EPA Conspicuously Absent at ECOS Spring Meeting

By Mark Anderson, Senior Vice President

The Environmental Council of the States (ECOS) convened its Spring Meeting last week in Austin, Texas. I would sum up the theme of the meeting by quoting the first lunch speaker, Executive Director of the Texas Commission on Environmental Quality Mark Vickery, stating that the relationship between EPA and the states requires “complete reformation.” Two trends conspired to make this so—dissatisfaction with EPA over increasing mandates and policy changes with little state input, and the dramatic decline in EPA participation with ECOS. The second-day lunch keynote speech, always reserved for the EPA Administrator or an appropriate high-level designee, was absent a speaker.

Throughout the three-day meeting, issue after issue was raised by ECOS members about states not having the resources to carry out many EPA directives. Yet there was not sufficient high-level EPA involvement in the meeting to have a meaningful dialogue about it. A state and federal co-regulator relationship that should be built on trust and cooperation has clearly deteriorated.

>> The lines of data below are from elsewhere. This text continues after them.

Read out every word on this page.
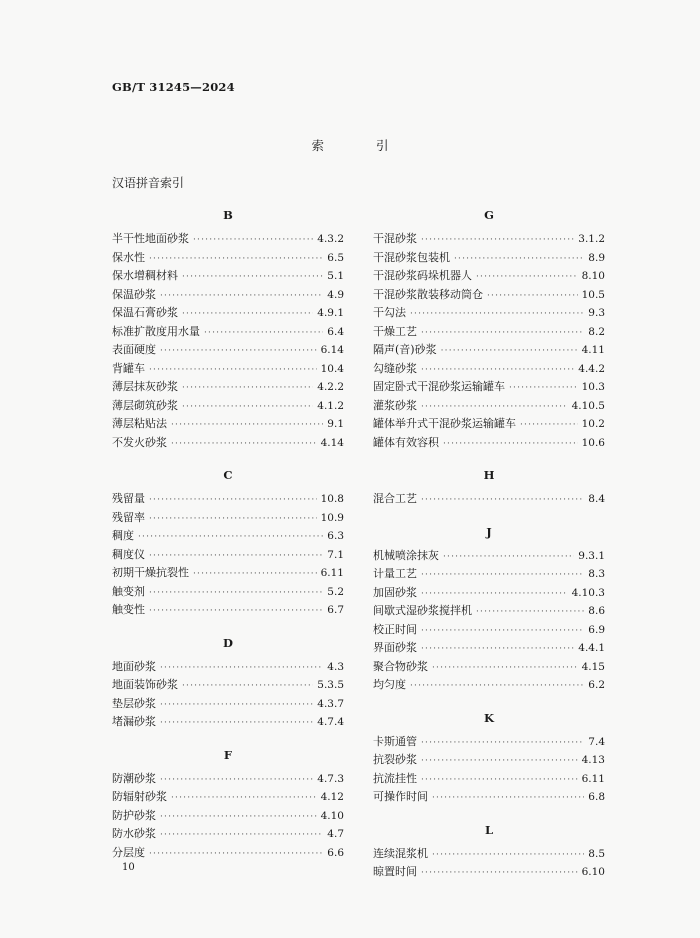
GB/T 31245—2024
索引
汉语拼音索引
B
半干性地面砂浆 ·····	4.3.2
保水性 ·····	6.5
保水增稠材料 ·····	5.1
保温砂浆 ·····	4.9
保温石膏砂浆 ·····	4.9.1
标准扩散度用水量 ·····	6.4
表面硬度 ·····	6.14
背罐车 ·····	10.4
薄层抹灰砂浆 ·····	4.2.2
薄层砌筑砂浆 ·····	4.1.2
薄层粘贴法 ·····	9.1
不发火砂浆 ·····	4.14
C
残留量 ·····	10.8
残留率 ·····	10.9
稠度 ·····	6.3
稠度仪 ·····	7.1
初期干燥抗裂性 ·····	6.11
触变剂 ·····	5.2
触变性 ·····	6.7
D
地面砂浆 ·····	4.3
地面装饰砂浆 ·····	5.3.5
垫层砂浆 ·····	4.3.7
堵漏砂浆 ·····	4.7.4
F
防潮砂浆 ·····	4.7.3
防辐射砂浆 ·····	4.12
防护砂浆 ·····	4.10
防水砂浆 ·····	4.7
分层度 ·····	6.6
G
干混砂浆 ·····	3.1.2
干混砂浆包装机 ·····	8.9
干混砂浆码垛机器人 ·····	8.10
干混砂浆散装移动筒仓 ·····	10.5
干勾法 ·····	9.3
干燥工艺 ·····	8.2
隔声(音)砂浆 ·····	4.11
勾缝砂浆 ·····	4.4.2
固定卧式干混砂浆运输罐车 ·····	10.3
灌浆砂浆 ·····	4.10.5
罐体举升式干混砂浆运输罐车 ·····	10.2
罐体有效容积 ·····	10.6
H
混合工艺 ·····	8.4
J
机械喷涂抹灰 ·····	9.3.1
计量工艺 ·····	8.3
加固砂浆 ·····	4.10.3
间歇式湿砂浆搅拌机 ·····	8.6
校正时间 ·····	6.9
界面砂浆 ·····	4.4.1
聚合物砂浆 ·····	4.15
均匀度 ·····	6.2
K
卡斯通管 ·····	7.4
抗裂砂浆 ·····	4.13
抗流挂性 ·····	6.11
可操作时间 ·····	6.8
L
连续混浆机 ·····	8.5
晾置时间 ·····	6.10
10
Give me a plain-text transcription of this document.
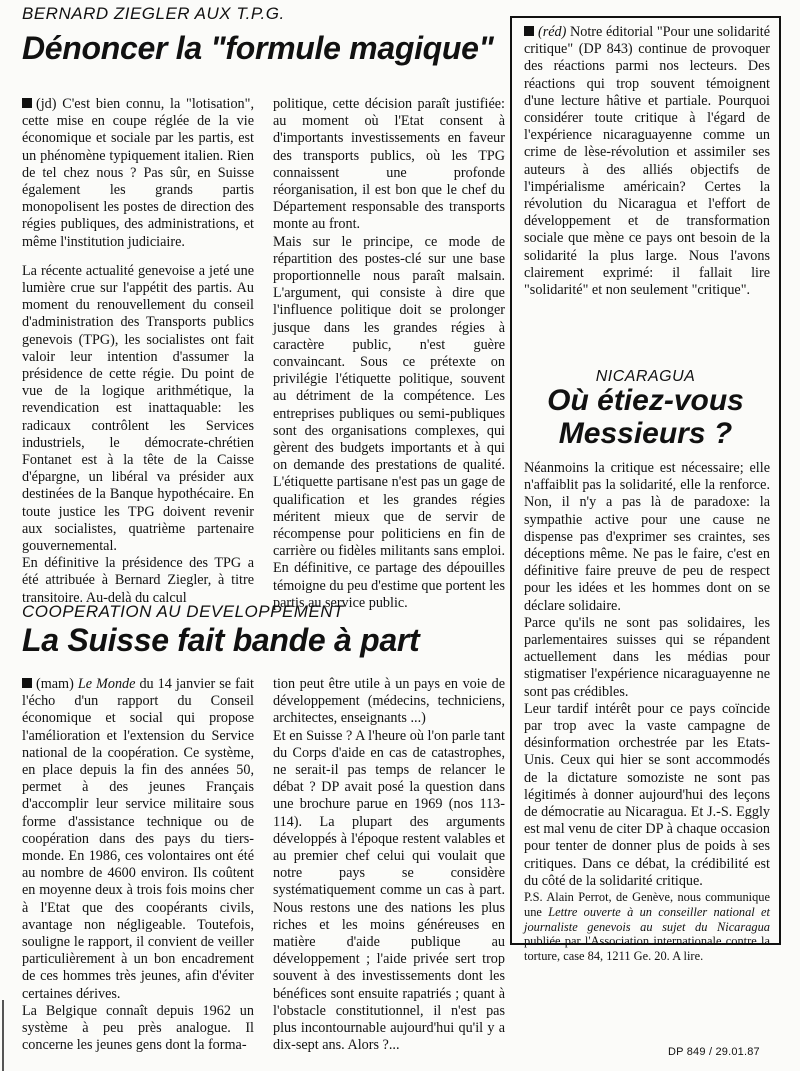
BERNARD ZIEGLER AUX T.P.G.
Dénoncer la "formule magique"

(jd) C'est bien connu, la "lotisation", cette mise en coupe réglée de la vie économique et sociale par les partis, est un phénomène typiquement italien. Rien de tel chez nous ? Pas sûr, en Suisse également les grands partis monopolisent les postes de direction des régies publiques, des administrations, et même l'institution judiciaire.

La récente actualité genevoise a jeté une lumière crue sur l'appétit des partis. Au moment du renouvellement du conseil d'administration des Transports publics genevois (TPG), les socialistes ont fait valoir leur intention d'assumer la présidence de cette régie. Du point de vue de la logique arithmétique, la revendication est inattaquable: les radicaux contrôlent les Services industriels, le démocrate-chrétien Fontanet est à la tête de la Caisse d'épargne, un libéral va présider aux destinées de la Banque hypothécaire. En toute justice les TPG doivent revenir aux socialistes, quatrième partenaire gouvernemental.

En définitive la présidence des TPG a été attribuée à Bernard Ziegler, à titre transitoire. Au-delà du calcul

politique, cette décision paraît justifiée: au moment où l'Etat consent à d'importants investissements en faveur des transports publics, où les TPG connaissent une profonde réorganisation, il est bon que le chef du Département responsable des transports monte au front.

Mais sur le principe, ce mode de répartition des postes-clé sur une base proportionnelle nous paraît malsain. L'argument, qui consiste à dire que l'influence politique doit se prolonger jusque dans les grandes régies à caractère public, n'est guère convaincant. Sous ce prétexte on privilégie l'étiquette politique, souvent au détriment de la compétence. Les entreprises publiques ou semi-publiques sont des organisations complexes, qui gèrent des budgets importants et à qui on demande des prestations de qualité. L'étiquette partisane n'est pas un gage de qualification et les grandes régies méritent mieux que de servir de récompense pour politiciens en fin de carrière ou fidèles militants sans emploi. En définitive, ce partage des dépouilles témoigne du peu d'estime que portent les partis au service public.

COOPERATION AU DEVELOPPEMENT
La Suisse fait bande à part

(mam) Le Monde du 14 janvier se fait l'écho d'un rapport du Conseil économique et social qui propose l'amélioration et l'extension du Service national de la coopération. Ce système, en place depuis la fin des années 50, permet à des jeunes Français d'accomplir leur service militaire sous forme d'assistance technique ou de coopération dans des pays du tiers-monde. En 1986, ces volontaires ont été au nombre de 4600 environ. Ils coûtent en moyenne deux à trois fois moins cher à l'Etat que des coopérants civils, avantage non négligeable. Toutefois, souligne le rapport, il convient de veiller particulièrement à un bon encadrement de ces hommes très jeunes, afin d'éviter certaines dérives.

La Belgique connaît depuis 1962 un système à peu près analogue. Il concerne les jeunes gens dont la forma-

tion peut être utile à un pays en voie de développement (médecins, techniciens, architectes, enseignants ...)

Et en Suisse ? A l'heure où l'on parle tant du Corps d'aide en cas de catastrophes, ne serait-il pas temps de relancer le débat ? DP avait posé la question dans une brochure parue en 1969 (nos 113-114). La plupart des arguments développés à l'époque restent valables et au premier chef celui qui voulait que notre pays se considère systématiquement comme un cas à part. Nous restons une des nations les plus riches et les moins généreuses en matière d'aide publique au développement ; l'aide privée sert trop souvent à des investissements dont les bénéfices sont ensuite rapatriés ; quant à l'obstacle constitutionnel, il n'est pas plus incontournable aujourd'hui qu'il y a dix-sept ans. Alors ?...

(réd) Notre éditorial "Pour une solidarité critique" (DP 843) continue de provoquer des réactions parmi nos lecteurs. Des réactions qui trop souvent témoignent d'une lecture hâtive et partiale. Pourquoi considérer toute critique à l'égard de l'expérience nicaraguayenne comme un crime de lèse-révolution et assimiler ses auteurs à des alliés objectifs de l'impérialisme américain? Certes la révolution du Nicaragua et l'effort de développement et de transformation sociale que mène ce pays ont besoin de la solidarité la plus large. Nous l'avons clairement exprimé: il fallait lire "solidarité" et non seulement "critique".

NICARAGUA
Où étiez-vous
Messieurs ?

Néanmoins la critique est nécessaire; elle n'affaiblit pas la solidarité, elle la renforce. Non, il n'y a pas là de paradoxe: la sympathie active pour une cause ne dispense pas d'exprimer ses craintes, ses déceptions même. Ne pas le faire, c'est en définitive faire preuve de peu de respect pour les idées et les hommes dont on se déclare solidaire.

Parce qu'ils ne sont pas solidaires, les parlementaires suisses qui se répandent actuellement dans les médias pour stigmatiser l'expérience nicaraguayenne ne sont pas crédibles.

Leur tardif intérêt pour ce pays coïncide par trop avec la vaste campagne de désinformation orchestrée par les Etats-Unis. Ceux qui hier se sont accommodés de la dictature somoziste ne sont pas légitimés à donner aujourd'hui des leçons de démocratie au Nicaragua. Et J.-S. Eggly est mal venu de citer DP à chaque occasion pour tenter de donner plus de poids à ses critiques. Dans ce débat, la crédibilité est du côté de la solidarité critique.

P.S. Alain Perrot, de Genève, nous communique une Lettre ouverte à un conseiller national et journaliste genevois au sujet du Nicaragua publiée par l'Association internationale contre la torture, case 84, 1211 Ge. 20. A lire.

DP 849 / 29.01.87
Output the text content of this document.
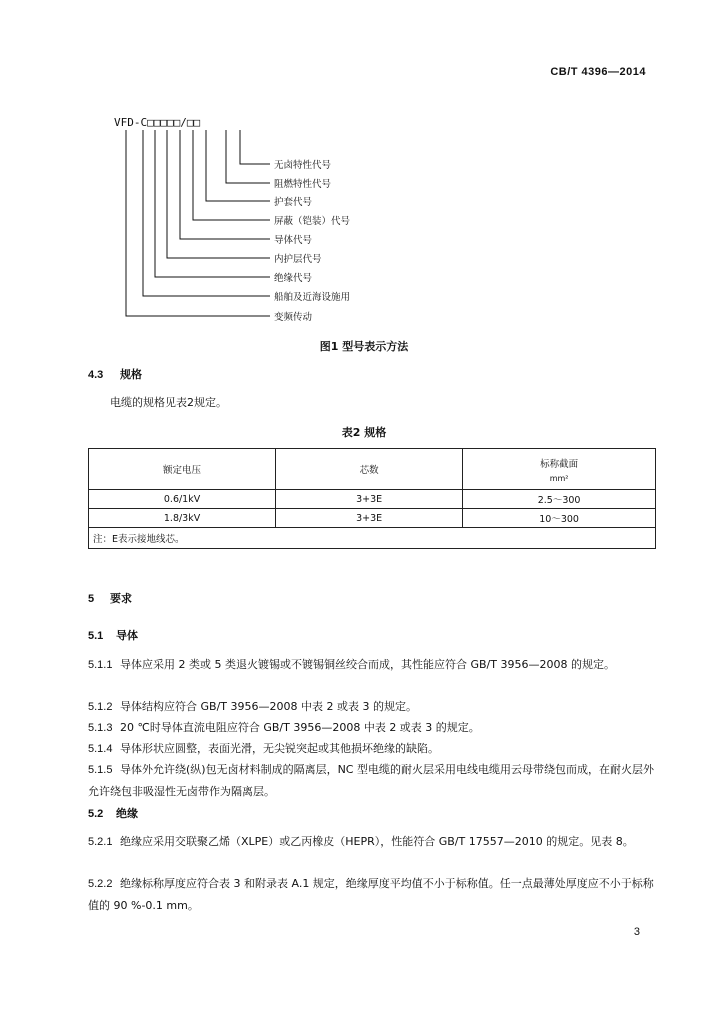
CB/T 4396—2014
VFD-C□□□□□/□□
无卤特性代号
阻燃特性代号
护套代号
屏蔽（铠装）代号
导体代号
内护层代号
绝缘代号
船舶及近海设施用
变频传动
图1 型号表示方法
4.3 规格
电缆的规格见表2规定。
表2 规格
额定电压	芯数	标称截面
mm²

0.6/1kV	3+3E	2.5～300
1.8/3kV	3+3E	10～300
注：E表示接地线芯。		
5 要求
5.1 导体
5.1.1 导体应采用 2 类或 5 类退火镀锡或不镀锡铜丝绞合而成，其性能应符合 GB/T 3956—2008 的规定。
5.1.2 导体结构应符合 GB/T 3956—2008 中表 2 或表 3 的规定。
5.1.3 20 ℃时导体直流电阻应符合 GB/T 3956—2008 中表 2 或表 3 的规定。
5.1.4 导体形状应圆整，表面光滑，无尖锐突起或其他损坏绝缘的缺陷。
5.1.5 导体外允许绕(纵)包无卤材料制成的隔离层，NC 型电缆的耐火层采用电线电缆用云母带绕包而成，在耐火层外允许绕包非吸湿性无卤带作为隔离层。
5.2 绝缘
5.2.1 绝缘应采用交联聚乙烯（XLPE）或乙丙橡皮（HEPR），性能符合 GB/T 17557—2010 的规定。见表 8。
5.2.2 绝缘标称厚度应符合表 3 和附录表 A.1 规定，绝缘厚度平均值不小于标称值。任一点最薄处厚度应不小于标称值的 90 %-0.1 mm。
3
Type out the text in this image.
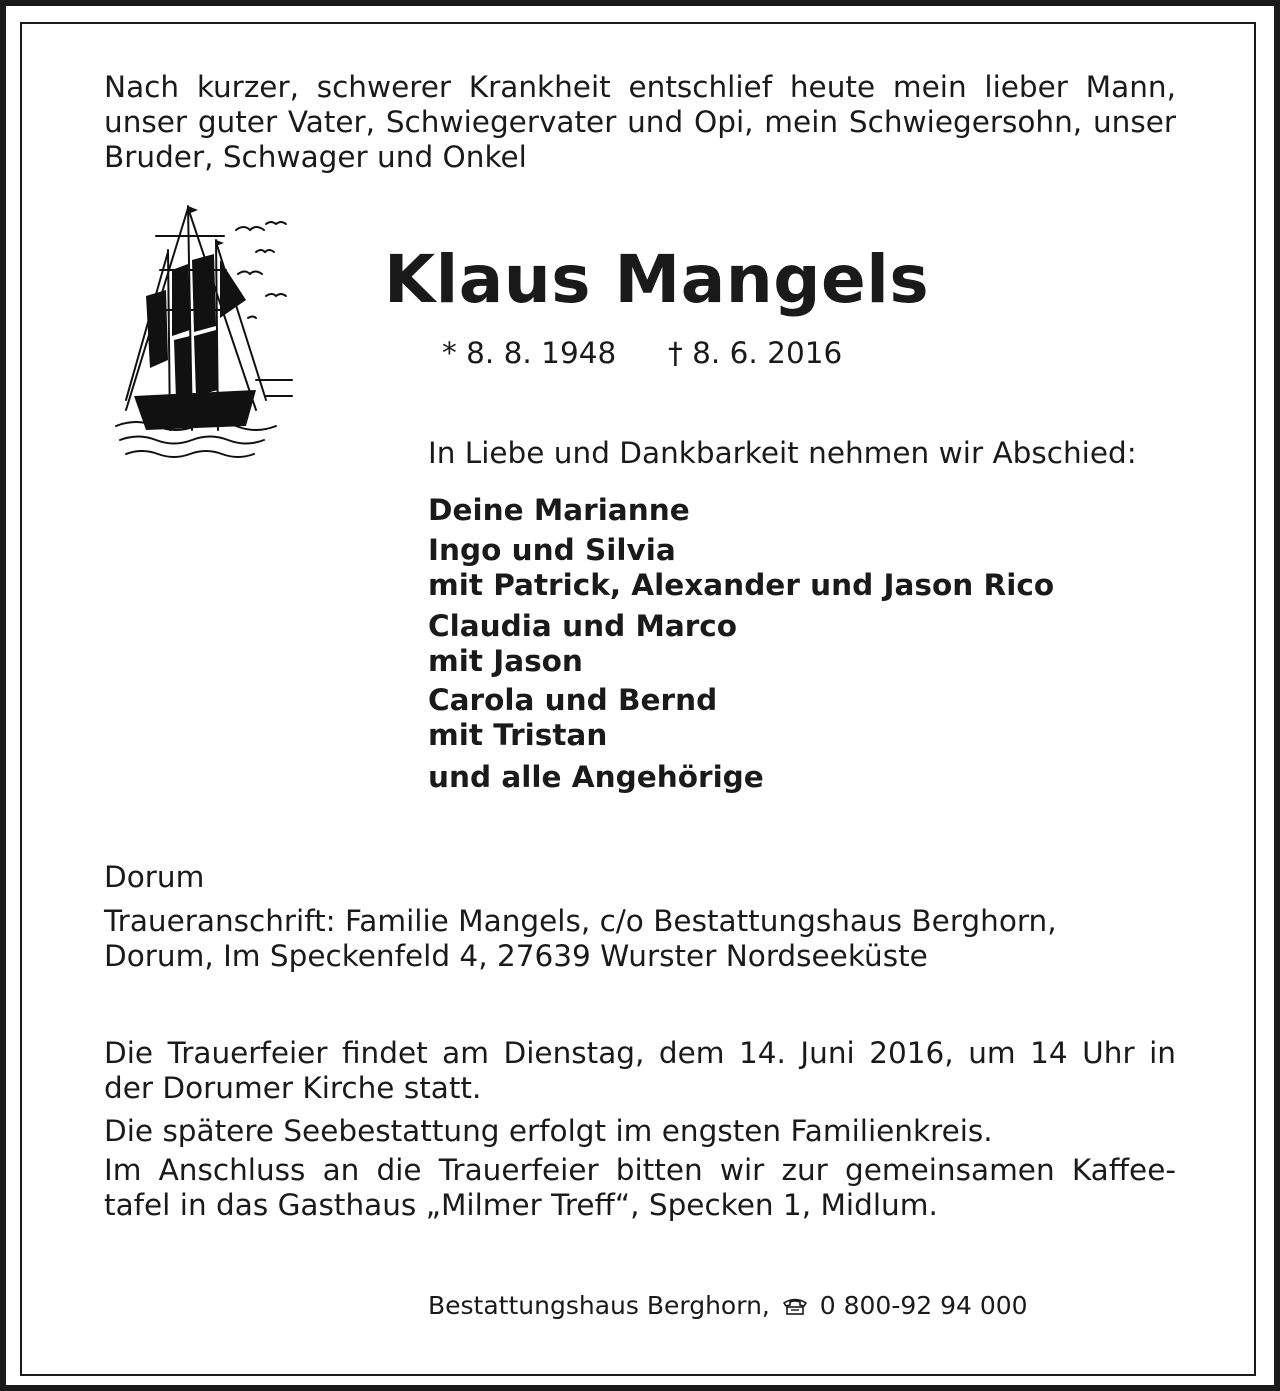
Nach kurzer, schwerer Krankheit entschlief heute mein lieber Mann,
unser guter Vater, Schwiegervater und Opi, mein Schwiegersohn, unser
Bruder, Schwager und Onkel
Klaus Mangels

* 8. 8. 1948 † 8. 6. 2016

In Liebe und Dankbarkeit nehmen wir Abschied:

Deine Marianne

Ingo und Silvia

mit Patrick, Alexander und Jason Rico

Claudia und Marco

mit Jason

Carola und Bernd

mit Tristan

und alle Angehörige

Dorum

Traueranschrift: Familie Mangels, c/o Bestattungshaus Berghorn,

Dorum, Im Speckenfeld 4, 27639 Wurster Nordseeküste

Die Trauerfeier findet am Dienstag, dem 14. Juni 2016, um 14 Uhr in
der Dorumer Kirche statt.

Die spätere Seebestattung erfolgt im engsten Familienkreis.

Im Anschluss an die Trauerfeier bitten wir zur gemeinsamen Kaffee-
tafel in das Gasthaus „Milmer Treff“, Specken 1, Midlum.

Bestattungshaus Berghorn, 0 800-92 94 000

The problem was apparent not only in the rhetoric, but also in the specific policy discussions undertaken during the meeting. At the opening plenary, Pennsylvania Department of Environmental Protection Secretary Michael Krancer brought up his support for HR 3867, the “Sunshine for Regulatory Decrees and Settlements Act of 2012.” This legislation addresses the concern of the states that EPA, with increasing frequency, will settle lawsuits by organizations by agreeing to initiate rulemakings behind closed doors. As such, by the time states are allowed to comment on the subsequent rulemaking, EPA responds by claiming that they are bound by the lawsuit. The legislation would require EPA to allow comments by affected parties prior to agreeing to settlements.

Another more heated example of this lack of communication was a discussion over new air monitoring requirements. Wisconsin Department of Natural Resources Secretary Cathy Stepp spoke about the lack of clarity with EPA’s requirements. Many states chimed into the discussion both about the lack of adequate guidance from EPA in the face of substantial new requirements and the importance of good modeling. Again, the focus of the discussion was not on whether modeling is important, but the fact that EPA mandates policy changes for the states and then provides little communication or support about how to achieve them.

Which brings me to what I think is the most significant event during this meeting—passage of the resolution, “Challenges of Achieving Significant Greenhouse Gas (GHG) Emissions Reductions.” The resolution discusses the challenges that face the states in meeting the US-ratified United Nations Framework Convention on Climate Change GHG emissions reduction mandate. The mandate calls for an 80 percent reduction in GHG emissions from 1990 levels by 2050—a massive undertaking by any metric. The resolution calls on EPA to provide scenarios in which states could achieve these reductions and provide a study of the costs and benefits of doing so. As I discussed in an earlier blog, true discussion amongst the states about the costs associated with complying with climate change requirements had been unprecedented. The resolution passed unanimously.

States discussing challenges posed by EPA has been a mainstay at ECOS meetings. The difference at this meeting was the level of frustration, and the lack of significant participation by EPA officials to listen and respond. This is particularly troublesome for the states during times of great budget strain at both the state and federal level, and it represents one of the most fundamental hurdles in the EPA-state relationship.

As a result, “you should contact your federal delegation,” was a suggestion offered by ECOS members to their peers far more frequently at this meeting than I have ever witnessed. EPA is no longer engaging meaningfully with the states and is forcing states to look elsewhere for guidance and support.

All good relationships require trust. When dealing with any state and local officials group, I always advise my clients to participate consistently and respect the organization and its members through open and honest communication. EPA has violated these principles and the relationship is suffering as a result.